Le noyer a vingt-cinq ans, c’est moi qui l’ai planté là.
L’année prochaine, il me remontera le moral.
Il me l’a promis en me regardant courber le dos pour gagner le haut du chemin.

C’était il y a quatre ans, je souffrais de coxarthrose, on me promettait le fauteuil roulant.
Aujourd’hui, je vole en rase mottes, sans retrouver mon sprint de jeunesse, je trotte allègrement 🙂


Une bonne année.
L’occasion de présenter un syrphe.
Ceci n’est pas une guêpe mais une mouche qui lui ressemble.
L’année du poinçonneur de noix.
Voilà le responsable, il commence à œuvrer sur l’arbre.
C’est le pic épeiche…
… à la pêche aux noix.
A travers vitre, le noyer est à 10 m de ma fenêtre, en contre bas.
Une dernière image, pour le plaisir.

3 Comments

  1. Pas possible! C’est lui qui creuse les noix?! Quel travail et quel gachis, mais il est si beau qu’on ne peut pas lui en vouloir 🙂
    Votre récit est si bien narré que je retenais ma respiration en vous lisant, avec la montée d’adrénaline!!!
    La maison de mes parents était flanquée de deux noyers, très généreux, quel délice les noix fraîches! Ensuite on les étalait à côté de la chaudière pour les laisser sécher et on en avait à ne plus savoir qu’en faire.

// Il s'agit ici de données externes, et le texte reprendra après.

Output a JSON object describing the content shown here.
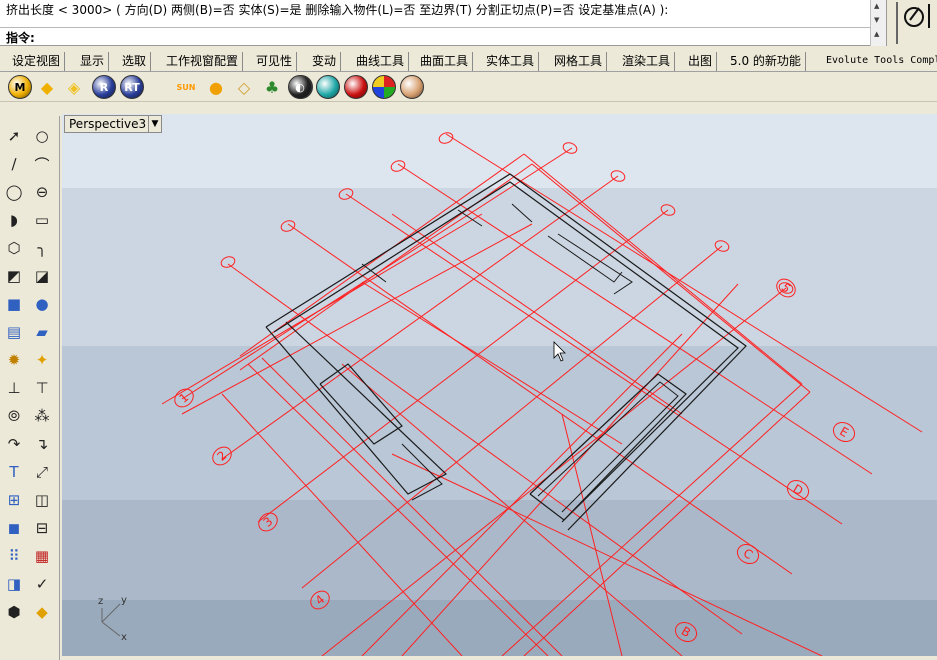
{
  "command": {
    "history_line": "挤出长度 < 3000> ( 方向(D) 两侧(B)=否 实体(S)=是 删除输入物件(L)=否 至边界(T) 分割正切点(P)=否 设定基准点(A) ):",
    "prompt_label": "指令:",
    "input_value": "",
    "input_placeholder": ""
  },
  "tabs": [
    {
      "label": "设定视图"
    },
    {
      "label": "显示"
    },
    {
      "label": "选取"
    },
    {
      "label": "工作视窗配置"
    },
    {
      "label": "可见性"
    },
    {
      "label": "变动"
    },
    {
      "label": "曲线工具"
    },
    {
      "label": "曲面工具"
    },
    {
      "label": "实体工具"
    },
    {
      "label": "网格工具"
    },
    {
      "label": "渲染工具"
    },
    {
      "label": "出图"
    },
    {
      "label": "5.0 的新功能"
    },
    {
      "label": "Evolute Tools Compl"
    }
  ],
  "toolbar_icons": [
    {
      "name": "m-icon",
      "glyph": "M",
      "color": "#f0b000"
    },
    {
      "name": "material-icon",
      "glyph": "◆",
      "color": "#f0b000"
    },
    {
      "name": "tag-icon",
      "glyph": "◈",
      "color": "#f0c020"
    },
    {
      "name": "r-icon",
      "glyph": "R",
      "color": "#2a3f9a"
    },
    {
      "name": "rt-icon",
      "glyph": "RT",
      "color": "#2a3f9a"
    },
    {
      "name": "sun-icon",
      "glyph": "SUN",
      "color": "#ff9900"
    },
    {
      "name": "light-icon",
      "glyph": "●",
      "color": "#f0a000"
    },
    {
      "name": "plane-icon",
      "glyph": "◇",
      "color": "#d0a030"
    },
    {
      "name": "tree-icon",
      "glyph": "♣",
      "color": "#2f8a2f"
    },
    {
      "name": "help-icon",
      "glyph": "?",
      "color": "#2a3f9a"
    },
    {
      "name": "env-icon",
      "glyph": "◐",
      "color": "#222222"
    },
    {
      "name": "teal-sphere-icon",
      "glyph": "",
      "color": "#20a8a8"
    },
    {
      "name": "red-sphere-icon",
      "glyph": "",
      "color": "#cc1111"
    },
    {
      "name": "multi-color-icon",
      "glyph": "",
      "color": "#dd3333"
    },
    {
      "name": "skin-sphere-icon",
      "glyph": "",
      "color": "#d8a070"
    }
  ],
  "viewport": {
    "title": "Perspective3",
    "axis_labels": {
      "z": "z",
      "y": "y",
      "x": "x"
    },
    "grid_labels_x": [
      "E",
      "D",
      "C",
      "B"
    ],
    "grid_labels_y": [
      "1",
      "2",
      "3",
      "4",
      "5"
    ]
  },
  "colors": {
    "grid_line": "#ff2020",
    "wall_line": "#1a1a1a",
    "viewport_bg": "#cbd6e2"
  }
}
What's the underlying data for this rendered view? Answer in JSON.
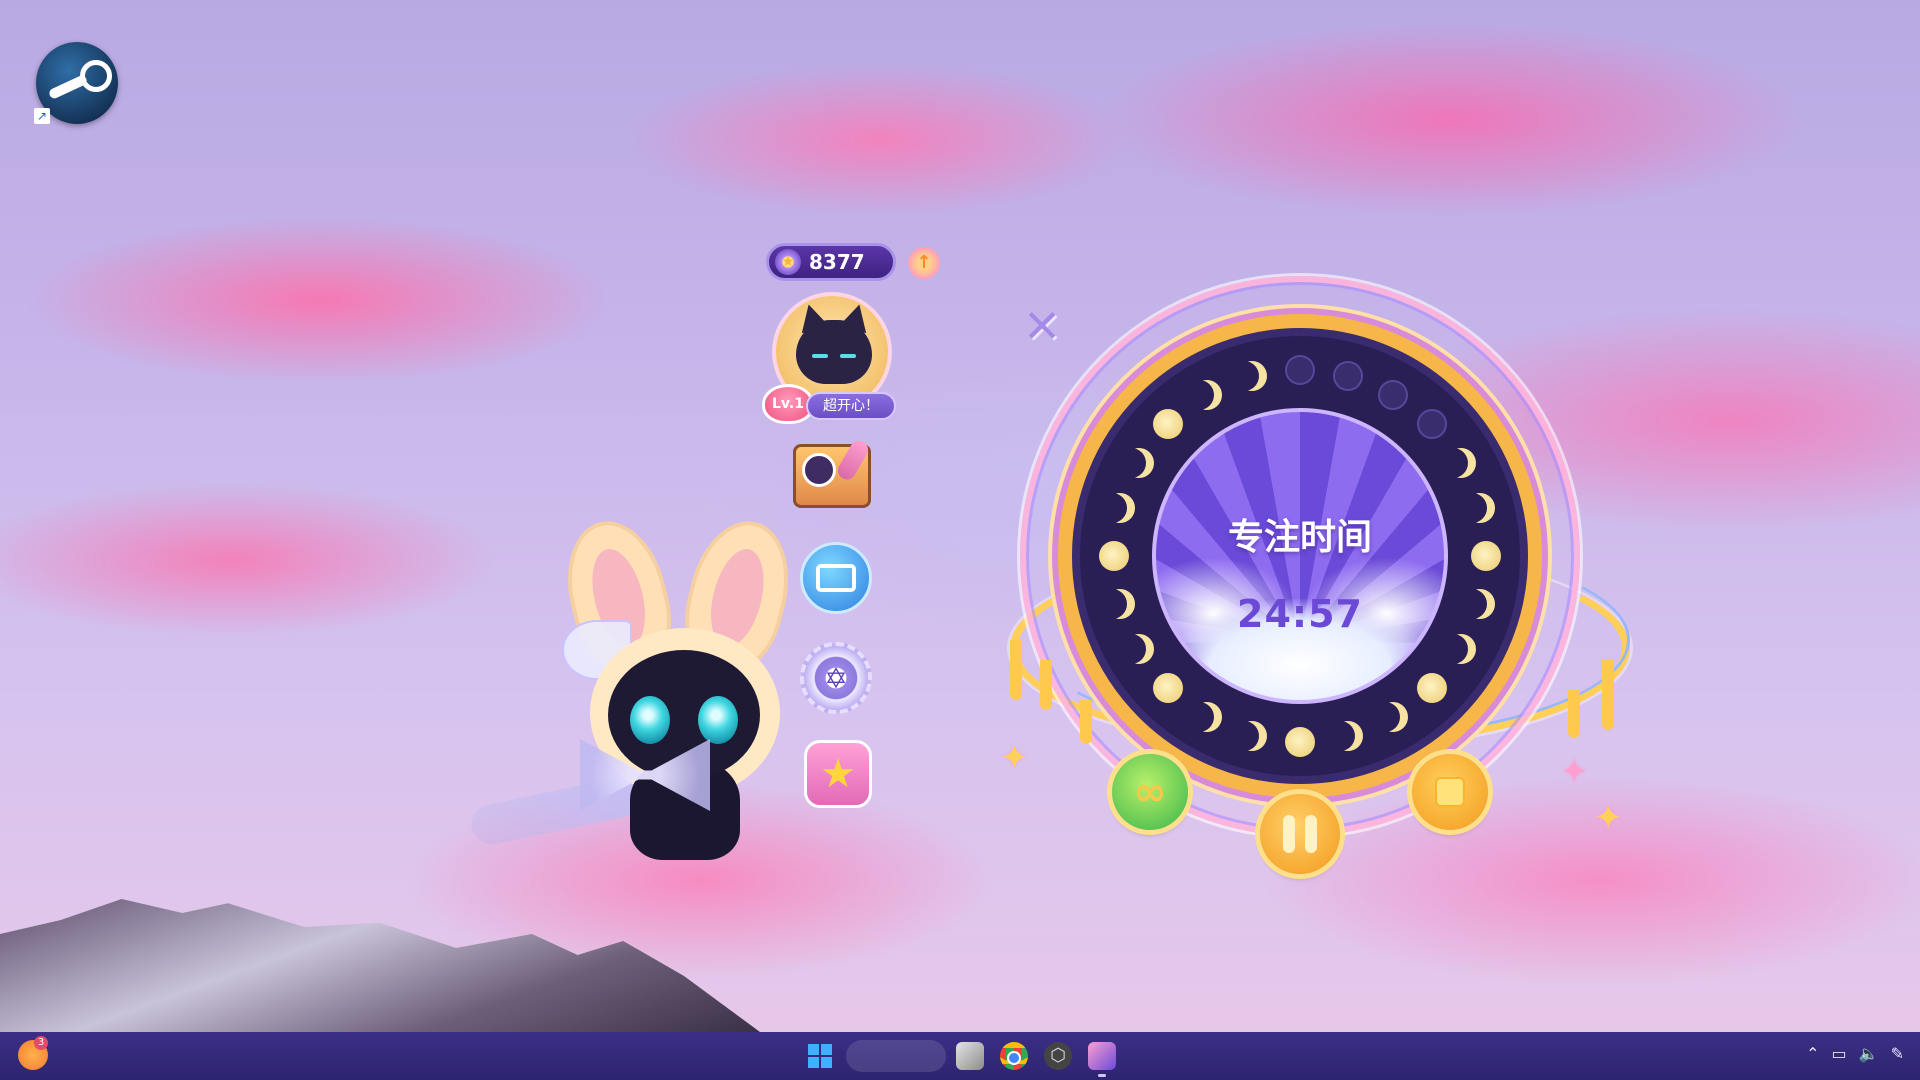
{
  "desktop": {
    "icons": [
      {
        "name": "steam",
        "icon": "steam-icon",
        "shortcut_icon": "shortcut-arrow-icon"
      }
    ]
  },
  "pet_panel": {
    "coins": "8377",
    "level": "Lv.1",
    "mood": "超开心！",
    "menu_buttons": [
      "journal-icon",
      "screen-icon",
      "gear-icon",
      "star-icon"
    ]
  },
  "timer": {
    "title": "专注时间",
    "time": "24:57",
    "controls": [
      "loop-icon",
      "pause-icon",
      "stop-icon"
    ],
    "close_icon": "close-icon"
  },
  "taskbar": {
    "notification_badge": "3",
    "tray_icons": [
      "chevron-up-icon",
      "network-icon",
      "volume-icon",
      "input-icon"
    ]
  },
  "colors": {
    "accent_purple": "#6b49d6",
    "ring_gold": "#f6b64a",
    "taskbar": "#2d2470"
  }
}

    1. Cette année a été très mauvaise.
      Presque toutes les noix sont pourries.
      Pour les fruits troués, je me suis demandé souvent s’il s’agissait de rongeurs ou d’oiseaux.
      En fait, elles sont déjà trouées sur l’arbre… et un matin, j’ai aperçu le pic en train de percer. Il s’y prend assez tôt de sorte que les noix ne tombent pas, encore bien accrochées et peut-être encore tendres, aussi.
      J’ai également trouvé des réserves dans les fissures d’un vieux bois qui sert de piquet. Une bonne quantité, déjà toutes vides mais pas trouées. Là, ça doit être l’œuvre de rongeurs mais je n’ai jamais réussi à savoir.